Six of the symposia were submitted under topic 1, one was submitted under topic 2, one under topic 3, and two under topic 5. One of the posters was submitted under topic 1, two under the topic 4 and one under topic 5. During ECER2016, NW14 hosted 31 sessions, including 3 Joint Paper Sessions, two of them with NW19 and one with NW8, respectively, and 1 Joint Symposium Session with NW4. For ECER 2016 NW14 had a wide international participation with people from many different EU countries as well as scholars from out of EU.
The Network Meeting took place on Thursday, August 25th, at 12h. It was chaired by the NW's Link Convenor and had an attendance of around 35 people. Participants at the NW Meeting emphasized the excellent organisation for this ECER. The quality of the conference was also highlighted, and in particular for NW14 the quality of the sessions also increased. The venue was considered very good, including rooms, infrastructure and internet connection.

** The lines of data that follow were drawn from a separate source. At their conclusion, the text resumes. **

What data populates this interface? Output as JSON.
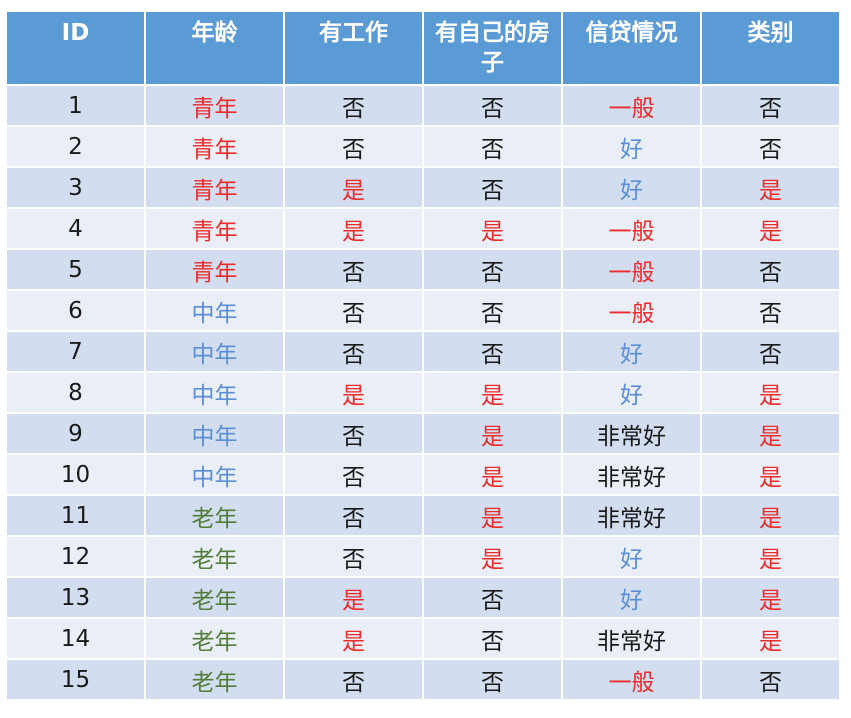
{
  "colors": {
    "header_bg": "#5b9bd5",
    "row_odd": "#d2deef",
    "row_even": "#eaeff7",
    "red": "#ee2a2a",
    "blue": "#5b8ed6",
    "green": "#507d38",
    "black": "#1a1a1a"
  },
  "table": {
    "headers": [
      "ID",
      "年龄",
      "有工作",
      "有自己的房子",
      "信贷情况",
      "类别"
    ],
    "rows": [
      [
        "1",
        "青年",
        "否",
        "否",
        "一般",
        "否"
      ],
      [
        "2",
        "青年",
        "否",
        "否",
        "好",
        "否"
      ],
      [
        "3",
        "青年",
        "是",
        "否",
        "好",
        "是"
      ],
      [
        "4",
        "青年",
        "是",
        "是",
        "一般",
        "是"
      ],
      [
        "5",
        "青年",
        "否",
        "否",
        "一般",
        "否"
      ],
      [
        "6",
        "中年",
        "否",
        "否",
        "一般",
        "否"
      ],
      [
        "7",
        "中年",
        "否",
        "否",
        "好",
        "否"
      ],
      [
        "8",
        "中年",
        "是",
        "是",
        "好",
        "是"
      ],
      [
        "9",
        "中年",
        "否",
        "是",
        "非常好",
        "是"
      ],
      [
        "10",
        "中年",
        "否",
        "是",
        "非常好",
        "是"
      ],
      [
        "11",
        "老年",
        "否",
        "是",
        "非常好",
        "是"
      ],
      [
        "12",
        "老年",
        "否",
        "是",
        "好",
        "是"
      ],
      [
        "13",
        "老年",
        "是",
        "否",
        "好",
        "是"
      ],
      [
        "14",
        "老年",
        "是",
        "否",
        "非常好",
        "是"
      ],
      [
        "15",
        "老年",
        "否",
        "否",
        "一般",
        "否"
      ]
    ]
  }
}
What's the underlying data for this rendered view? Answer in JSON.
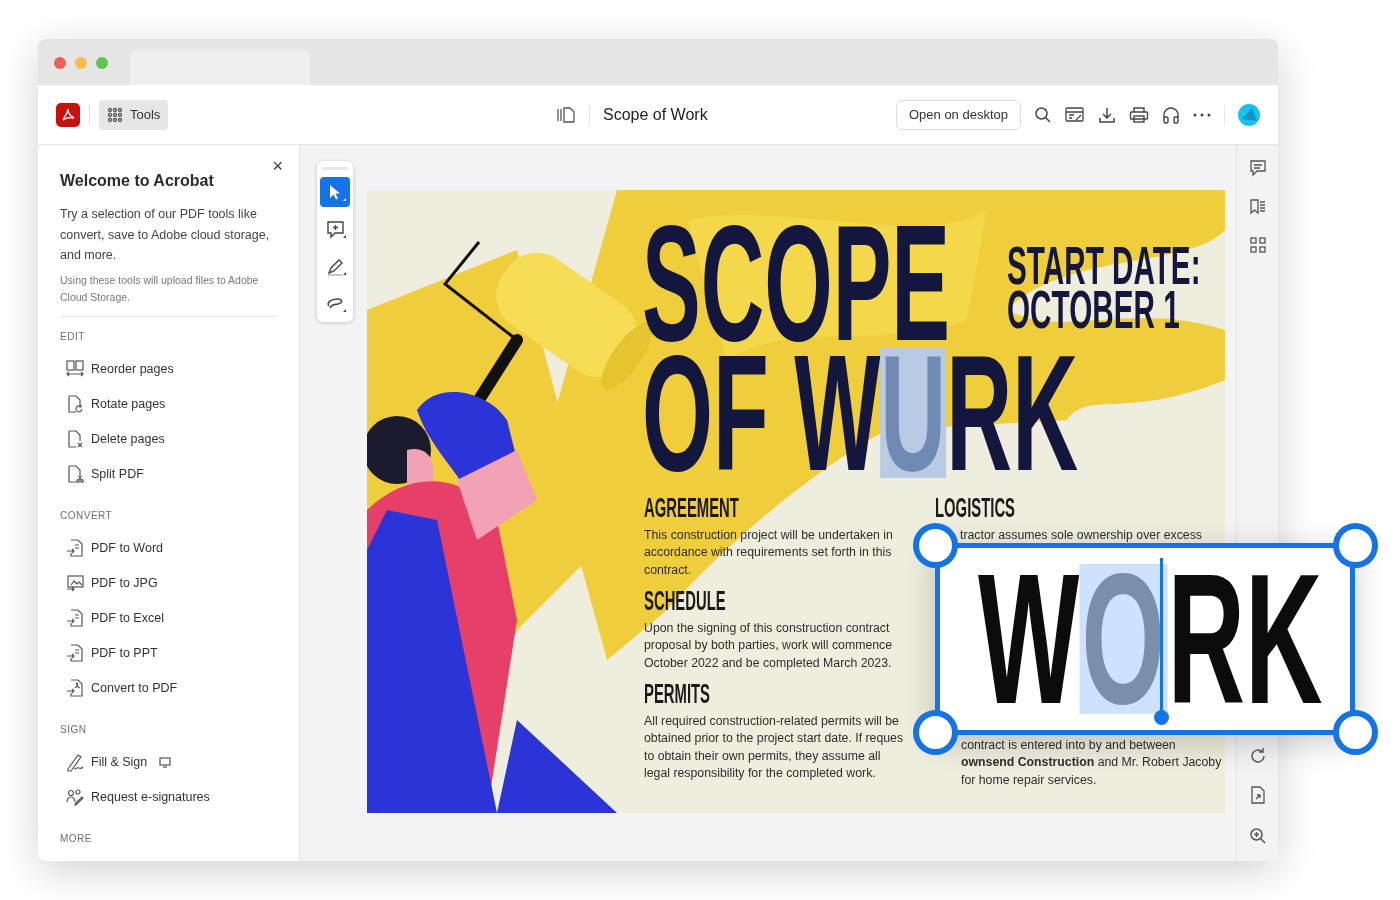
{
  "header": {
    "tools_label": "Tools",
    "document_title": "Scope of Work",
    "open_button": "Open on desktop"
  },
  "sidebar": {
    "title": "Welcome to Acrobat",
    "close": "×",
    "intro": "Try a selection of our PDF tools like convert, save to Adobe cloud storage, and more.",
    "note": "Using these tools will upload files to Adobe Cloud Storage.",
    "sections": [
      {
        "heading": "EDIT",
        "items": [
          {
            "label": "Reorder pages",
            "desktop_badge": false
          },
          {
            "label": "Rotate pages",
            "desktop_badge": false
          },
          {
            "label": "Delete pages",
            "desktop_badge": false
          },
          {
            "label": "Split PDF",
            "desktop_badge": false
          }
        ]
      },
      {
        "heading": "CONVERT",
        "items": [
          {
            "label": "PDF to Word",
            "desktop_badge": false
          },
          {
            "label": "PDF to JPG",
            "desktop_badge": false
          },
          {
            "label": "PDF to Excel",
            "desktop_badge": false
          },
          {
            "label": "PDF to PPT",
            "desktop_badge": false
          },
          {
            "label": "Convert to PDF",
            "desktop_badge": false
          }
        ]
      },
      {
        "heading": "SIGN",
        "items": [
          {
            "label": "Fill & Sign",
            "desktop_badge": true
          },
          {
            "label": "Request e-signatures",
            "desktop_badge": false
          }
        ]
      },
      {
        "heading": "MORE"
      }
    ]
  },
  "toolbar": [
    {
      "selected": true
    },
    {
      "selected": false
    },
    {
      "selected": false
    },
    {
      "selected": false
    }
  ],
  "document": {
    "title_line_1": "SCOPE",
    "title_line_2": [
      {
        "text": "OF W",
        "selected": false
      },
      {
        "text": "U",
        "selected": true
      },
      {
        "text": "RK",
        "selected": false
      }
    ],
    "start_date": [
      "START DATE:",
      "OCTOBER 1"
    ],
    "sections": [
      {
        "heading": "AGREEMENT",
        "text": "This construction project will be undertaken in accordance with requirements set forth in this contract."
      },
      {
        "heading": "SCHEDULE",
        "text": "Upon the signing of this construction contract proposal by both parties, work will commence October 2022 and be completed March 2023."
      },
      {
        "heading": "PERMITS",
        "text": "All required construction-related permits will be obtained prior to the project start date. If reques to obtain their own permits, they assume all legal responsibility for the completed work."
      }
    ],
    "logistics": {
      "heading": "LOGISTICS",
      "text_top": "tractor assumes sole ownership over excess",
      "text_bottom": "contract is entered into by and between **ownsend Construction** and Mr. Robert Jacoby for home repair services."
    }
  },
  "callout": [
    {
      "text": "W",
      "selected": false
    },
    {
      "text": "O",
      "selected": true
    },
    {
      "text": "RK",
      "selected": false
    }
  ]
}
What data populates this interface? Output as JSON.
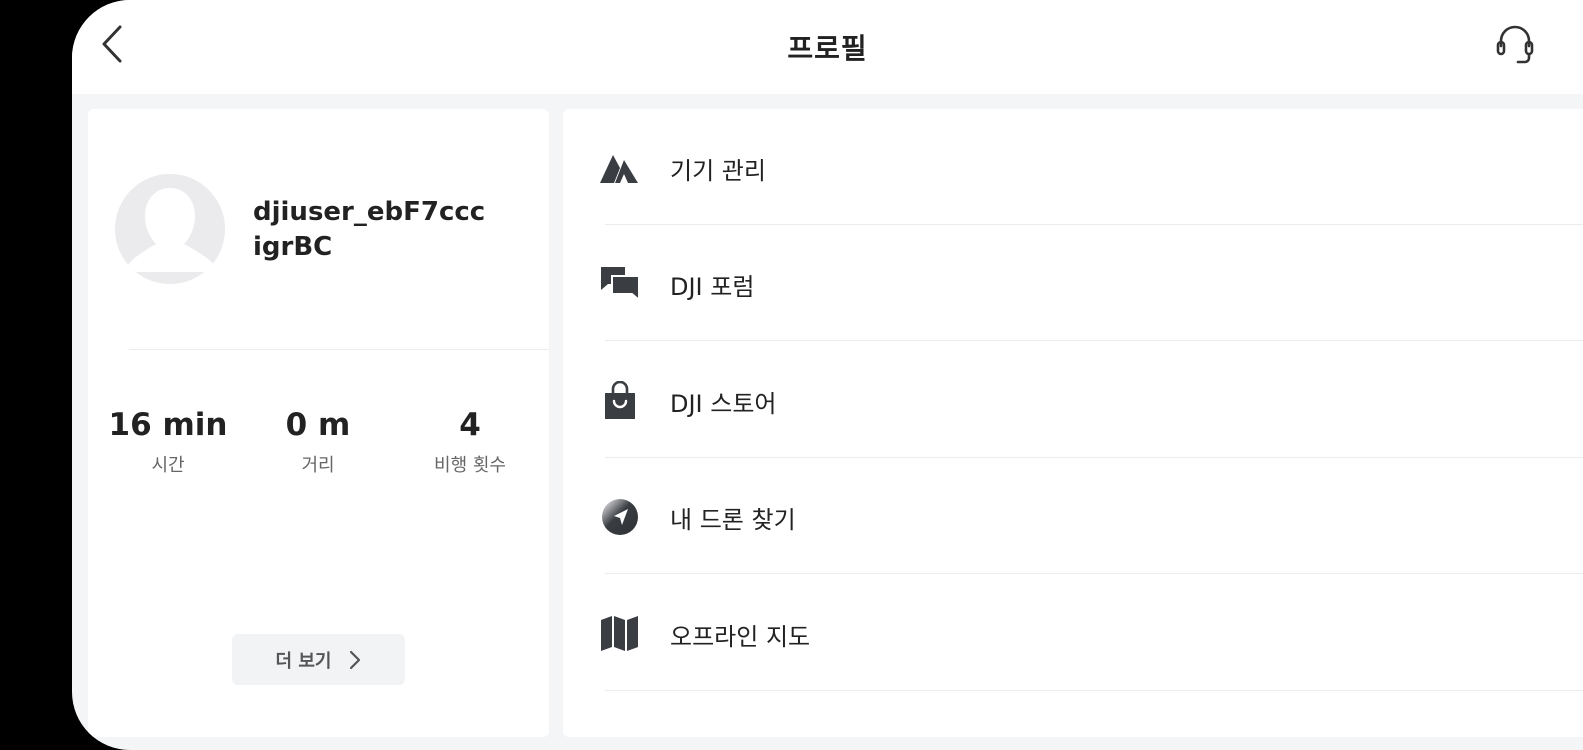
{
  "header": {
    "title": "프로필"
  },
  "profile": {
    "username": "djiuser_ebF7cccigrBC"
  },
  "stats": [
    {
      "value": "16 min",
      "label": "시간"
    },
    {
      "value": "0 m",
      "label": "거리"
    },
    {
      "value": "4",
      "label": "비행 횟수"
    }
  ],
  "more_button": {
    "label": "더 보기"
  },
  "menu": [
    {
      "label": "기기 관리",
      "icon": "device-icon"
    },
    {
      "label": "DJI 포럼",
      "icon": "forum-icon"
    },
    {
      "label": "DJI 스토어",
      "icon": "store-bag-icon"
    },
    {
      "label": "내 드론 찾기",
      "icon": "compass-icon"
    },
    {
      "label": "오프라인 지도",
      "icon": "map-icon"
    }
  ],
  "colors": {
    "background": "#f4f5f7",
    "card": "#ffffff",
    "icon": "#3a3d42",
    "text": "#222222"
  }
}
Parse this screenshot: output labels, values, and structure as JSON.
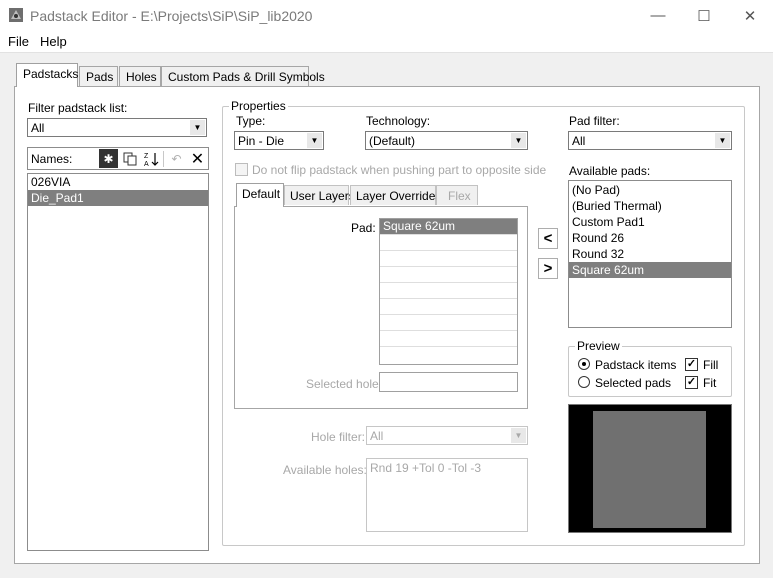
{
  "window": {
    "title": "Padstack Editor - E:\\Projects\\SiP\\SiP_lib2020",
    "minimize": "—",
    "maximize": "☐",
    "close": "✕"
  },
  "menu": {
    "items": [
      "File",
      "Help"
    ]
  },
  "tabs": [
    "Padstacks",
    "Pads",
    "Holes",
    "Custom Pads & Drill Symbols"
  ],
  "left": {
    "filter_label": "Filter padstack list:",
    "filter_value": "All",
    "names_label": "Names:",
    "padstacks": [
      "026VIA",
      "Die_Pad1"
    ],
    "selected_padstack": "Die_Pad1"
  },
  "properties": {
    "group_title": "Properties",
    "type_label": "Type:",
    "type_value": "Pin - Die",
    "technology_label": "Technology:",
    "technology_value": "(Default)",
    "no_flip_label": "Do not flip padstack when pushing part to opposite side",
    "subtabs": [
      "Default",
      "User Layers",
      "Layer Overrides",
      "Flex"
    ],
    "pad_label": "Pad:",
    "pad_value": "Square 62um",
    "selected_hole_label": "Selected hole:",
    "hole_filter_label": "Hole filter:",
    "hole_filter_value": "All",
    "available_holes_label": "Available holes:",
    "available_holes": [
      "Rnd 19 +Tol 0 -Tol -3"
    ]
  },
  "pad_filter": {
    "label": "Pad filter:",
    "value": "All",
    "available_label": "Available pads:",
    "pads": [
      "(No Pad)",
      "(Buried Thermal)",
      "Custom Pad1",
      "Round 26",
      "Round 32",
      "Square 62um"
    ],
    "selected": "Square 62um"
  },
  "preview": {
    "title": "Preview",
    "padstack_items_label": "Padstack items",
    "selected_pads_label": "Selected pads",
    "fill_label": "Fill",
    "fit_label": "Fit",
    "fill_checked": true,
    "fit_checked": true,
    "mode": "Padstack items",
    "background_color": "#000000",
    "pad_color": "#707070"
  }
}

Overall, the sessions were very well attended. Participants to the NW meeting highlighted the quality and relevance of the discussions in the sessions.
For ECER2016, Network 14 issued a Special Call, on “Rural Schools as Hubs for the Socio-Educational Development of the Community ", proposed by Joana Lúcio, Robyn Henderson and Karen Noble (NW14 co-convenors). This special call resulted in a 4-part symposium and included contributions from Spain, Australia, Ireland, Germany, Italy, Scotland, Colombia, USA, Portugal and Sweden. Inspired by the special call there were other paper sessions within the topic and a 2-part symposium 'Educational Research and Schooling in Rural Europe: An Engagement with Changing Patterns of Education, Space and Place’, proposed by Linda Hargreaves and Cath Gristy, which extended the international contributions already listed to include Norway, Serbia, Czechia, Finland, and England. Participants in the Network Meeting noted the great response to the special call, which resulted in very well-attended and successful sessions.
Beyond the Special Call, NW14 established closer relations with other networks. We hosted four joint sessions with three different NWs:
- a symposium with NW4 – Inclusive Education, on the theme of “Transforming the Learning Experience Beyond the School Walls: Creating Inclusive Spaces for Children and Youth in and out of School;
- two paper sessions with NW19 – Ethnography with the titles “Rural Schools, Communities and Cultures” and “Geographies of Opportunities, Participation and Mobility”,
- and a one paper session with NW8 – Health Education under the name “Interventions to Promote Wellbeing: Schools and Community”
All these sessions had a good attendance rate (over 20 people in both cases) and were assessed as successful.
Unlike the previous years, NW14 did not host an Interactive Poster Session, but we had mixed poster-paper sessions organized according with the topic of the research presented. These sessions facilitated discussion among participants. However, the visibility of the posters is less than standing in the main poster session. We discussed this issue at the NW meeting, and there were more positions in favour to come back to the general poster session for ECER 2017.
Regarding other planned activities, the authors of ECER2016's special call are currently working in a special issue publication, to feature over 14 contributions authored by participants in the 4-part symposium.
Cath Gristy and other colleagues in the Network had a meeting of rural educational researchers held in Budapest last year. This led to a successful book proposal, and meeting of authors in Dublin, with very good progress on contributions.